Tech Risk Assurance Lead

Opportunity to shape risk culture and ensure technological safeguards in a dynamic, collaborative environment.

As a Tech Risk Assurance Lead in our Cybersecurity and Technology Controls team, you will lead expert technical risk assurance and control oversight to ensure the firm's products and lines of business achieve their objectives while effectively managing risk. Utilizing your background in technology risk management, you will work with cross-functional teams to identify, assess, and mitigate emerging risks and vulnerabilities. Your tactical and strategic decision-making will significantly impact the firm's operations, financial management, and public image. You will play a crucial role in fostering a robust risk culture and catalyzing continuous improvement, contributing to the development and implementation of comprehensive risk management policies, standards, and controls.

This role is pivotal in ensuring the security and resilience of our technology infrastructure and will focus on the identification, analysis, and management of technology risks. The ideal candidate will have a strong background in cybersecurity and technology, with a keen ability to gather and review findings and telemetry data, conduct root cause analysis, and articulate risk effectively.

Job responsibilities

• Collect and meticulously review findings and telemetry data to ensure comprehensive risk assessment. Utilize advanced data analytics to identify patterns and anomalies that may indicate potential risks. providing a comprehensive risk assessment.
• Conduct thorough root cause analysis to identify the underlying causes and themes of issues and incidents, developing actionable insights and recommendations to address these root causes and prevent recurrence.
• Leverage subject matter expertise in cybersecurity controls and technology operations to identify emerging issues and articulate associated risks clearly. Communicate risk findings to stakeholders in a manner that is both informative and actionable.
• Collaborate with cross-product and functional teams to analyze high-priority risks, evaluate gaps in related standards and controls, and create outputs that propel remediation plans, controls, and standards development.
• Prepare detailed reports and documentation of risk assessments, findings, and recommendations. Ensure all documentation is accurate, comprehensive, and accessible to relevant stakeholders.
• Develop and maintain strong business and technology relationships, becoming a trusted partner. Communicate risk and control findings with key stakeholders, develop recommendations, and provide accurate metrics and management reports
• Stay abreast of the latest developments in technology and cybersecurity to continuously improve risk management processes. Implement innovative solutions to enhance the organization's risk posture.
• Champion the adoption of emerging technologies and industry best practices to enhance the firm's risk management capabilities and fuel continuous improvement initiatives.

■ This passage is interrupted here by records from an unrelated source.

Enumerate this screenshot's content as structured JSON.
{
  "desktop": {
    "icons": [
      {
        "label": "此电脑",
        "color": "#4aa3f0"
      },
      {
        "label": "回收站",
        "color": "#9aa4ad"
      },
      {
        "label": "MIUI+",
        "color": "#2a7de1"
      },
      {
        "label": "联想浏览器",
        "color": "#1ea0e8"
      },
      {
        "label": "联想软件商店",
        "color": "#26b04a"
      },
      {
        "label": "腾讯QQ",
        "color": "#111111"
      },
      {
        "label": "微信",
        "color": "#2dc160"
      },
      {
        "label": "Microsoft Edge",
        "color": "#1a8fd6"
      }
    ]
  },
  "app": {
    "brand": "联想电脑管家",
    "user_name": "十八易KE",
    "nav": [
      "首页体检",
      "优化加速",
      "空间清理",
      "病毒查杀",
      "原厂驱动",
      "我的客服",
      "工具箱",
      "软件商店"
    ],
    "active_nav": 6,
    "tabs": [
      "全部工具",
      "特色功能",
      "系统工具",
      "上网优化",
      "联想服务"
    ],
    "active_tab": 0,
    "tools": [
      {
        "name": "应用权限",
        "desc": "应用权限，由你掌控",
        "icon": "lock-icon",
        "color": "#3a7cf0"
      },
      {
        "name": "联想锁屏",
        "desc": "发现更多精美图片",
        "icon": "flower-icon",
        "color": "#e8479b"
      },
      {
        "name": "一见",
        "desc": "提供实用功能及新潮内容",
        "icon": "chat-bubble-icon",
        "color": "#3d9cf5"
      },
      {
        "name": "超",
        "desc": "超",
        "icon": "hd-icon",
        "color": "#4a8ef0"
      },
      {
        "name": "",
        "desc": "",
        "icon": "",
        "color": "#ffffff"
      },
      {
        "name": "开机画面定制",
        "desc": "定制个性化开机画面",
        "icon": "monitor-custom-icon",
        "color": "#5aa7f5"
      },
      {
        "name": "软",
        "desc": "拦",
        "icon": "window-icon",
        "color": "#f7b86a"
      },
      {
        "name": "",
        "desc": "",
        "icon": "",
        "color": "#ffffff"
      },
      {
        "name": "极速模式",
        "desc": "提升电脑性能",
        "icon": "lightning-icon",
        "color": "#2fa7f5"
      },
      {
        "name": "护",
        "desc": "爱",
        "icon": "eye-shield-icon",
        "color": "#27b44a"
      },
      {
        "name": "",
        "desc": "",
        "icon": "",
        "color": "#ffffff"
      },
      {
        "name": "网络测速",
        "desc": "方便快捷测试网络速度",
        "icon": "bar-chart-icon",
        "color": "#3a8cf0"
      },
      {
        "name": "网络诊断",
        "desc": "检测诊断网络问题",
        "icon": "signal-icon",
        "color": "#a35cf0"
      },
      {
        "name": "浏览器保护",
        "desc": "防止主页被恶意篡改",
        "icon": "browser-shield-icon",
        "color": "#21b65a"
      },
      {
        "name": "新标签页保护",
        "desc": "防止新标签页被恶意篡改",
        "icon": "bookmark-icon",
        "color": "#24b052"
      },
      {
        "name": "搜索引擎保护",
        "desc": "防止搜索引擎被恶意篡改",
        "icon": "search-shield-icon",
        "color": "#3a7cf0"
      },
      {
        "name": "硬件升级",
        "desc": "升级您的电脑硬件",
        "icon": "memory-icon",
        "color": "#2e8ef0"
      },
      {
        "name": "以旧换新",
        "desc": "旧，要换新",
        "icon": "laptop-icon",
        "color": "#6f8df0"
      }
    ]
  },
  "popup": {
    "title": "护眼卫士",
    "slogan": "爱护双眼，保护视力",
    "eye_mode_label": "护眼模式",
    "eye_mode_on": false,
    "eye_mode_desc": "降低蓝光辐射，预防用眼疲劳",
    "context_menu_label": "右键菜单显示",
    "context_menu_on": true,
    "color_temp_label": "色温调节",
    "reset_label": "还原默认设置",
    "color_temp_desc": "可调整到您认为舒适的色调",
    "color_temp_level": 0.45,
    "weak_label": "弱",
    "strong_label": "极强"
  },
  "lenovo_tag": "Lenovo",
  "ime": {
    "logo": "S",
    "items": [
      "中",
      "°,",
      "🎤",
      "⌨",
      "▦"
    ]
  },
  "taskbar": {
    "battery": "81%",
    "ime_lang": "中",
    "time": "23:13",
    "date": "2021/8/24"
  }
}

Required qualifications, capabilities, and skills

• 5+ years of experience or equivalent expertise in technology risk management, cybersecurity, or a related field, focusing on risk assessment and mitigation.
• Strong analytical skills and experience in data analysis and root cause analysis.
• Subject mater expertise in at least one of the following domains: Technology Operations, Vulnerability Management, Data Protection & Cryptography, Security Operations, Security Config, Technology Development/SDLC, Technology Resiliency or Identity and Access Management
• Deep understanding of cyber risk scenarios for on-prem, SaaS and cloud-based solutions.
• Excellent command of cyber and operations risk management processes, principles, and architectural requirements.
• Demonstrated ability to work collaboratively with cross-functional teams.
• In-depth knowledge of current cybersecurity threats, trends, and best practices.
• Ability to prioritize and work under stringent timelines and lead within a cross-line of business technology organization.
• Keen understanding of national and international laws, regulations, policies, and ethics related to financial industry cybersecurity.

Preferred qualifications, capabilities, and skills

• AI Prompt Engineering
• Expertise in Agile methodologies and ability to work with common frameworks.
• Relevant certifications in cybersecurity or risk management are a plus.
• Experience operating in environments governed under compliance, regulatory, or risk reduction controls.